The Palace is the subject of a Sundance Film Festival award-winning documentary called "Pervert Park" — the name given to the site by its disgusted neighbors — which airs on PBS on July 11.

"These are the crimes that are often too painful or uncomfortable to discuss," says Swedish director Frida Barkfors, who made the film with her Danish husband, Lasse.

The filmmakers ask whether society's "wilful silence" when confronting unspeakable sex crimes is actually holding back progress on prevention.

"If we hope to curb the cycle and culture of sexual violence, is there value in exploring the lives of sex offenders, regardless of how heart-breaking and difficult it might be?" Frida asks.

There are more than 800,000 convicted sex offenders in the United States, and the country has seen an estimated 15 percent increase in registered sex offenders over the past five years. The Palace was opened in 1996 by Nancy Morais, the mother of a sex offender who had difficulty finding a place to live after his conviction.

This is a common problem in Florida, where sex criminals are forbidden by law from settling within 1,000 feet (300 meters) of any place where children congregate, including schools and churches.

The residents, aged 25 to 88, check in with the Florida State Police twice a year, wear ankle bracelets, and are listed on a registry available via a smartphone app. "Pervert Park" offers unflinching portraits of their lives, and the crimes they discuss when they open up in group therapy sessions.

Viewers are introduced to Patrick Naughton, who confesses to a longstanding infatuation with child and rape pornography and describes driving to Mexico, kidnapping a 5-year-old girl and raping her.

Many of the stories, however, are more nuanced, and start with the abuser having been abused themselves. Perhaps the most disturbing comes from Tracy Hutchinson, the only female resident, whose father began having sex with her when she was a child.

She was also being abused by her mother's boyfriends, which "caused my body to want those same feelings."

She became compulsively promiscuous, eventually having sex with cousins, undergoing an abortion at 11 and embarking on a consensual sexual relationship with her father as an adult.

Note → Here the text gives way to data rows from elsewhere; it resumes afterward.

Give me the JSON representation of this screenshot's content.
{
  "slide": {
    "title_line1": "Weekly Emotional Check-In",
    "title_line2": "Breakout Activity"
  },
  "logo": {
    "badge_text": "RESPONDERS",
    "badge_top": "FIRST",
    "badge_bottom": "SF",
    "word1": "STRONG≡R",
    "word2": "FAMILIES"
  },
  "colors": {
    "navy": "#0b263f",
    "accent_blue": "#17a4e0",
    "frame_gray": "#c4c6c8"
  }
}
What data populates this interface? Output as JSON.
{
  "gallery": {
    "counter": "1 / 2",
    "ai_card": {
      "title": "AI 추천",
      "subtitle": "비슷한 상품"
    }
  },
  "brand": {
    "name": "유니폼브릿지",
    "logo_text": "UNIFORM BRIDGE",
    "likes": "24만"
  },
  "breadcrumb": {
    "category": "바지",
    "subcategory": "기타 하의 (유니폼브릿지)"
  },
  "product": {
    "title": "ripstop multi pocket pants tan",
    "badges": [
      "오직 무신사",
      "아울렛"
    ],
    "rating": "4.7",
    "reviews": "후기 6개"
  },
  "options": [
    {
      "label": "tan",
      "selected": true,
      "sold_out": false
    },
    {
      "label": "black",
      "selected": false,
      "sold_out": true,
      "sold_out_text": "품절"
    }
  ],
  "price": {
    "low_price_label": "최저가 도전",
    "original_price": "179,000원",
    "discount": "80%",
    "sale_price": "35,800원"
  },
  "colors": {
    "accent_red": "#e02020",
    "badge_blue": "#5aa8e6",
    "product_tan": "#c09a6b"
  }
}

Residents of the Palace Mobile Home Park in western Florida at a group therapy session.

Residents of the Palace Mobile Home Park in western Florida at a group therapy session.

Credit:

Pervert Park/Screenshot 

Later, she met a man online who said he would send her money if she had sex with her 8-year-old son, which she agreed to do.

Hutchinson's 13-year-old son continued the cycle of abuse by molesting a three-year-old boy.

"I don't see myself as a victim," Hutchinson says, adding that she wishes she had been able to talk about her troubles earlier in life.

"Pervert Park" questions whether all, or indeed any, of the offenders should get a second chance, and if their experience can help reduce the growing number of sex crimes.

"The typical reaction of normal citizens is, 'We don't care. They committed a crime and we don't care if they die,'" says therapist Don Sweeney.

Locals call the residents "baby rapers" and vandalize the park at night.

One resident just shrugs when he finds a bag of dead rats in his laundry one day. Others are verbally abused by the neighbors.

"Accepting responsibility becomes probably the most important thing that anybody in my situation can do," says Will, a resident who molested an 8-year-old and a 13-year-old.

"Believe it or not, I think just about all of us have a conscience, and conscience really works on you. It makes it become the most important thing to you to address the issue and make it right before you can move on."